Evaluating Data Coverage with Tiingo

We introduce Tiingo and look at ways to evaluate data coverage with Matplotlib's imshow method

In this article we will be introducting Tiingo, a data and stock market tools provider. Founded in 2014 Tiingo aims to empower its users by providing good, clean and more accurate data. They offer OHLCV data for 82,468 Global Securities, 37,319 US & Chinese Stocks 45,149 ETFs & Mutual Funds. They also have an intraday feed through partnership with IEX. In addition, they have fundamental data for US, ADRs, Chinese Equities, and are continuing to grow. Tiingo has data from 40+ crypto exchanges with over 2100 crypto tickers, 40+ FX tickers directly from tier-1 banks and FX dark pools including top of book (bid/ask) data.

When you sign up to use their API Tiingo offer 30+ years of stock data for free and premium users and 5 years of fundamental data for free users or 15+ years across all tickers for premium users. Tiingo use 3 different exchanges to provide their stock data which they incorporate into a proprietary data cleaning framework to allow error checking and redundancy. This helps to avoid missing data and erroneous data points. Data is updated at 5:30pm EST for Equities/ETFs & 12:00am EST for Mutual Fund NAVs, Realtime updates are available from the IEX Exchange direct. Exchange corrections are applied throughout the evening untill exchange close @ 8pm.

Tiingo's free plan does not include access to the fundamental data API or the Tiingo News API and has the following API limitations:

  • 500 unique symbols a month
  • 50 requests an hour
  • 1000 requests a day

The power user tier costs just $10 a month and has the following API limitations:

  • Access to all symbols each month
  • 5000 request per hour
  • 50000 request per day

The power user tier also has access to the news API and the fundamental data as an add-on. At the time of writing this API was in beta with the DOW30 available for evaluation. Both tiers are for internal, personal use only. They also offer a range of commercial licenses and data redsitribution packages through contact with their sales team.

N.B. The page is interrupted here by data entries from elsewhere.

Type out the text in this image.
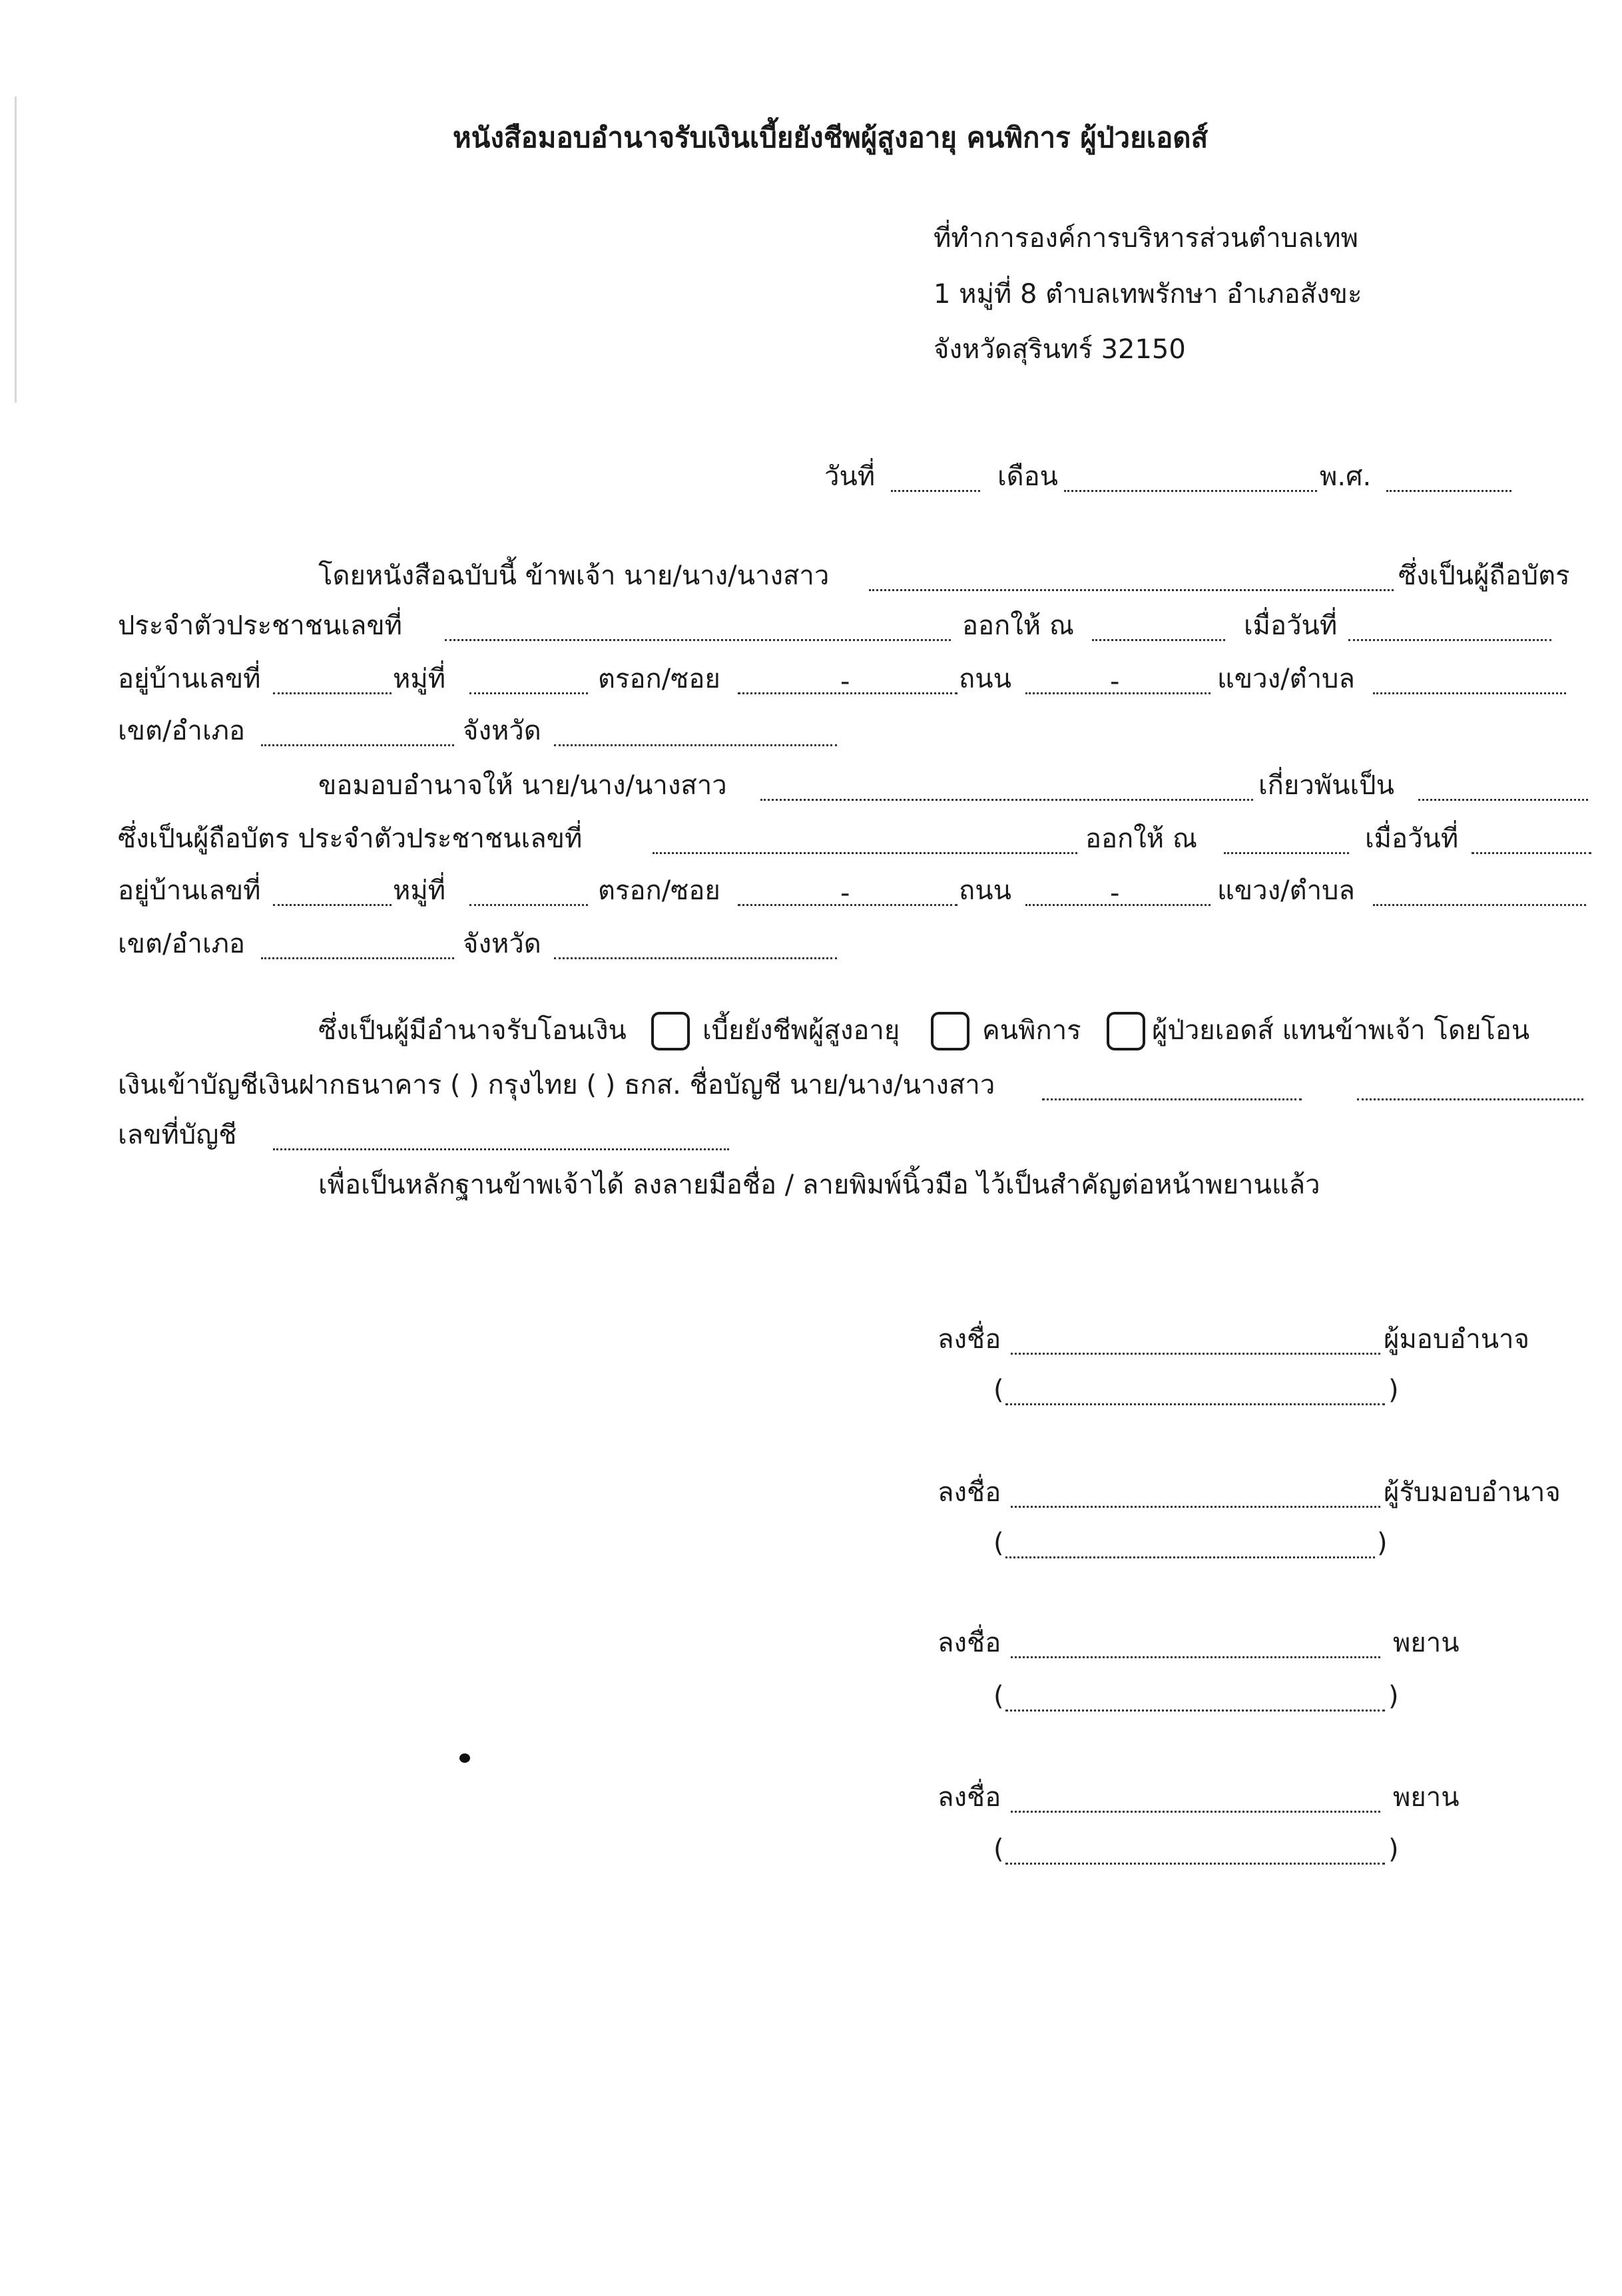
หนังสือมอบอำนาจรับเงินเบี้ยยังชีพผู้สูงอายุ คนพิการ ผู้ป่วยเอดส์
ที่ทำการองค์การบริหารส่วนตำบลเทพ
1 หมู่ที่ 8 ตำบลเทพรักษา อำเภอสังขะ
จังหวัดสุรินทร์ 32150
วันที่	เดือน	พ.ศ.
โดยหนังสือฉบับนี้ ข้าพเจ้า นาย/นาง/นางสาว	ซึ่งเป็นผู้ถือบัตร
ประจำตัวประชาชนเลขที่	ออกให้ ณ	เมื่อวันที่
อยู่บ้านเลขที่	หมู่ที่	ตรอก/ซอย	-	ถนน	-	แขวง/ตำบล
เขต/อำเภอ	จังหวัด
ขอมอบอำนาจให้ นาย/นาง/นางสาว	เกี่ยวพันเป็น
ซึ่งเป็นผู้ถือบัตร ประจำตัวประชาชนเลขที่	ออกให้ ณ	เมื่อวันที่
อยู่บ้านเลขที่	หมู่ที่	ตรอก/ซอย	-	ถนน	-	แขวง/ตำบล
เขต/อำเภอ	จังหวัด
ซึ่งเป็นผู้มีอำนาจรับโอนเงิน	เบี้ยยังชีพผู้สูงอายุ	คนพิการ	ผู้ป่วยเอดส์ แทนข้าพเจ้า โดยโอน
เงินเข้าบัญชีเงินฝากธนาคาร ( ) กรุงไทย ( ) ธกส. ชื่อบัญชี นาย/นาง/นางสาว
เลขที่บัญชี
เพื่อเป็นหลักฐานข้าพเจ้าได้ ลงลายมือชื่อ / ลายพิมพ์นิ้วมือ ไว้เป็นสำคัญต่อหน้าพยานแล้ว
ลงชื่อ	ผู้มอบอำนาจ
(	)
ลงชื่อ	ผู้รับมอบอำนาจ
(	)
ลงชื่อ	พยาน
(	)
ลงชื่อ	พยาน
(	)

We will be using Tiingo's REST EOD API to access end of day data for ten US equities. Using the Matplotlib method imshow() we will look at how we can visually evaluate the quality of the data. We will also modify the image to include third party colourmaps and see how to add and position axis labels. Our methodolgy will be to convert JSON to a Pandas DataFrame and then use df.mask() plotting the figure with imshow(). This methodology can be used for any set of tickers, any price attribute and any date range. The exact code will be specific to the Tiingo EOD API response but can be easily modified to use other data vendors.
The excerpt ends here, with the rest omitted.